AGL Energy announced a share buy back of up to 5% of its issued capital at a market value of $596 million.
Australia’s largest privately-owned electricity generator also has a new dividend policy, targeting a payout ratio of 75% of underlying profit and a minimum franking level of 80%.
This replaces the previous progressive policy which delivered a payout ratio of 60% to 65% over the past five years.
The on-market buy-back is for 33,735,619 shares with a market value of $596 million based on AGL’s closing share price yesterday of $17.68.
Chairman Jerry Maycock says the moves reflect the strength of AGL’s liquidity position and the highly cash-generative nature of its business.
“Although the board is mindful that some shareholders prefer fully franked dividends, we believe it is more appropriate to provide a higher payout ratio with a minimum franking level of 80% than to allow a commitment to full franking to place an excessive constraint on dividend growth,” he says.
At the company’s annual general meeting, AGL also released earnings guidance for the 2017 financial year.
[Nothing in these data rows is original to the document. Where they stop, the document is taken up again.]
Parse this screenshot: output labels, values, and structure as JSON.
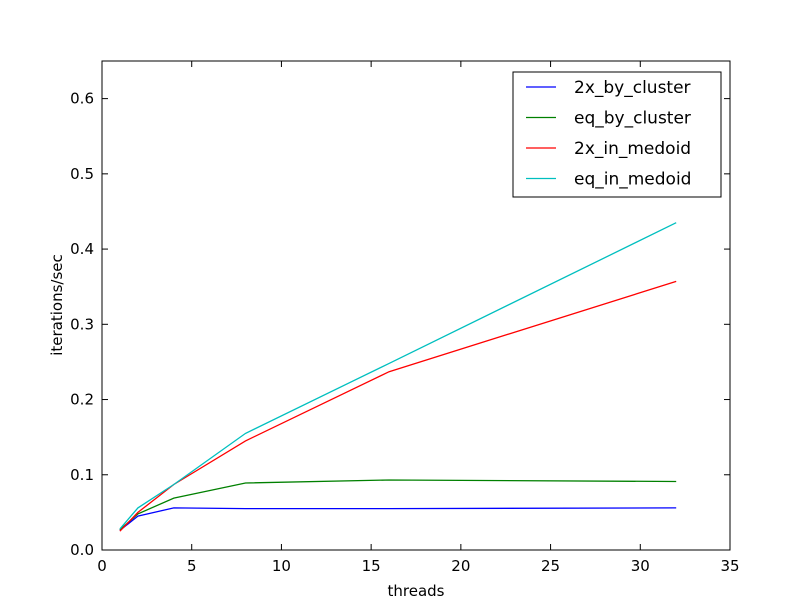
{
  "chart_data": {
    "type": "line",
    "xlabel": "threads",
    "ylabel": "iterations/sec",
    "xlim": [
      0,
      35
    ],
    "ylim": [
      0.0,
      0.65
    ],
    "xticks": [
      0,
      5,
      10,
      15,
      20,
      25,
      30,
      35
    ],
    "yticks": [
      0.0,
      0.1,
      0.2,
      0.3,
      0.4,
      0.5,
      0.6
    ],
    "xtick_labels": [
      "0",
      "5",
      "10",
      "15",
      "20",
      "25",
      "30",
      "35"
    ],
    "ytick_labels": [
      "0.0",
      "0.1",
      "0.2",
      "0.3",
      "0.4",
      "0.5",
      "0.6"
    ],
    "grid": false,
    "legend_position": "top-right",
    "x": [
      1,
      2,
      4,
      8,
      16,
      32
    ],
    "series": [
      {
        "name": "2x_by_cluster",
        "color": "#0000ff",
        "values": [
          0.026,
          0.045,
          0.056,
          0.055,
          0.055,
          0.056
        ]
      },
      {
        "name": "eq_by_cluster",
        "color": "#008000",
        "values": [
          0.027,
          0.048,
          0.069,
          0.089,
          0.093,
          0.091
        ]
      },
      {
        "name": "2x_in_medoid",
        "color": "#ff0000",
        "values": [
          0.025,
          0.05,
          0.087,
          0.145,
          0.237,
          0.357
        ]
      },
      {
        "name": "eq_in_medoid",
        "color": "#00bfbf",
        "values": [
          0.028,
          0.056,
          0.087,
          0.155,
          0.248,
          0.435
        ]
      }
    ]
  }
}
AGL expects underlying profit to be between $720 million and $800 million, up from to $701 million in 2016.
In July, AGL Energy issued an earnings warning, saying it expects the contribution from its gas portfolio to be at least $100 million lower in the 2017 financial year than in 2016.
Today AGL says the latest guidance is despite challenges including unseasonably mild weather in July/August and the anticipated reduction in gas portfolio earnings.